• 1 cup (200gm) butter
  • 1 cup (200gm) caster sugar
  • 1 teaspoon (5ml) vanilla extract
  • 1 cup (200g) milk chocolate chips
  • ¼ cup (32gm) pecans
  • ¼ cup (10gm) pretzel sticks
  • Sea salt to sprinkle
  1. Line a 9 inch square pan or a baking tray with parchment paper and some butter.
  2. In a heavy bottom pan, add butter and sugar and let the sugar dissolve completely.
  3. Bring the mixture to a boil and stir continuously.

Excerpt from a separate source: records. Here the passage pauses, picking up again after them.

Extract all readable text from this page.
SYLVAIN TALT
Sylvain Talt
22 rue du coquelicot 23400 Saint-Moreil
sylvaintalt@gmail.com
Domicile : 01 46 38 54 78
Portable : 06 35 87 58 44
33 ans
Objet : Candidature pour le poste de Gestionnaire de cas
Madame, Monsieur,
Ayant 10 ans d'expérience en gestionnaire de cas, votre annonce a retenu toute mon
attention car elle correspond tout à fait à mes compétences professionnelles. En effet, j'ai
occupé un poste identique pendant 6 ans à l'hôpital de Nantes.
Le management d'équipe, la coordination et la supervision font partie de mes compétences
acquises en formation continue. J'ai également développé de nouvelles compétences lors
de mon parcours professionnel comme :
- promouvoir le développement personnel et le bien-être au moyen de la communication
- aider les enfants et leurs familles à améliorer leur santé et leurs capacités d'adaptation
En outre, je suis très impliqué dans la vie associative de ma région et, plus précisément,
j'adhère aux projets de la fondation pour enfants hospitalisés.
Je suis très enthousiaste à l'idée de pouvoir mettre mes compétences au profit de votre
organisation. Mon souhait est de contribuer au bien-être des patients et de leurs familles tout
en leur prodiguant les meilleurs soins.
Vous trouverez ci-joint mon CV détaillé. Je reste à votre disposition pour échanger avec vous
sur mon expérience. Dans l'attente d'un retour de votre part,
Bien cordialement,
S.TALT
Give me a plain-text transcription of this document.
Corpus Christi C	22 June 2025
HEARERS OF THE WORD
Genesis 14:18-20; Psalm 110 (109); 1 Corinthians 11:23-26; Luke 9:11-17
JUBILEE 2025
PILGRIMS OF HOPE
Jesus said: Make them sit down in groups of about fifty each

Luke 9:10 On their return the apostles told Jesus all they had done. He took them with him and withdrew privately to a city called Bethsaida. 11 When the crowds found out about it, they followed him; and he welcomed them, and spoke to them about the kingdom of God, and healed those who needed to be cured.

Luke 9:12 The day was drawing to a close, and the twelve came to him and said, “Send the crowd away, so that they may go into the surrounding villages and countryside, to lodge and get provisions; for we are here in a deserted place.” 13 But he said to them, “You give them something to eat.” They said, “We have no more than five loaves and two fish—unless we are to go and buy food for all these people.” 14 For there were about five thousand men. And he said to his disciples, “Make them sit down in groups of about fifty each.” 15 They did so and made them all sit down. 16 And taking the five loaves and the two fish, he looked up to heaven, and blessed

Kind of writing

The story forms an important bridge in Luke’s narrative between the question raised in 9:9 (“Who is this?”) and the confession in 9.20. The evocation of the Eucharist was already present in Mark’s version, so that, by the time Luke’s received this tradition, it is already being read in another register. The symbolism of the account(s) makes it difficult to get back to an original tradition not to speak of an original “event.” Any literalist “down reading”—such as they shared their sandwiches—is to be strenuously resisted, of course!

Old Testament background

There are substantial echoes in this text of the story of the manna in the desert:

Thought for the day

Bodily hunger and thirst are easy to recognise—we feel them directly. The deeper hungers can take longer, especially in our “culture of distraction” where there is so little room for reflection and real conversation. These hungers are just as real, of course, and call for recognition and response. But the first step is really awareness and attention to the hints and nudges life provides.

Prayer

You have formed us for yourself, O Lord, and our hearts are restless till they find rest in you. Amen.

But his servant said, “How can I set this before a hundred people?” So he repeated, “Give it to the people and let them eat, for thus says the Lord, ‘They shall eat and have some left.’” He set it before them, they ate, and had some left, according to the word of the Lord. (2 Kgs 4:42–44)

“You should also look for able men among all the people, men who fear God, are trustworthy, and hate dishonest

As we are making the toffee barks without thermometer, a way to check if they are done is, to put a drop of the mixture in cold water and if it solidifies into a hard candy structure, it is done.
  4. Turn off the heat and add the vanilla extract in the sauce pan.
  5. Carefully pour the mixture onto the lined tray and let it cool.
  6. Melt the milk chocolate chips on double boiler and then spread it oven the cooled toffee. It doesn’t have to be perfect; you can even make a design out of it.
  7. Stick the pecans and broken pretzel sticks on the chocolate side of the toffee and sprinkle some sea salt.
  8. The toffee is ready, enjoy! Store them in an air-tight container for up to two weeks.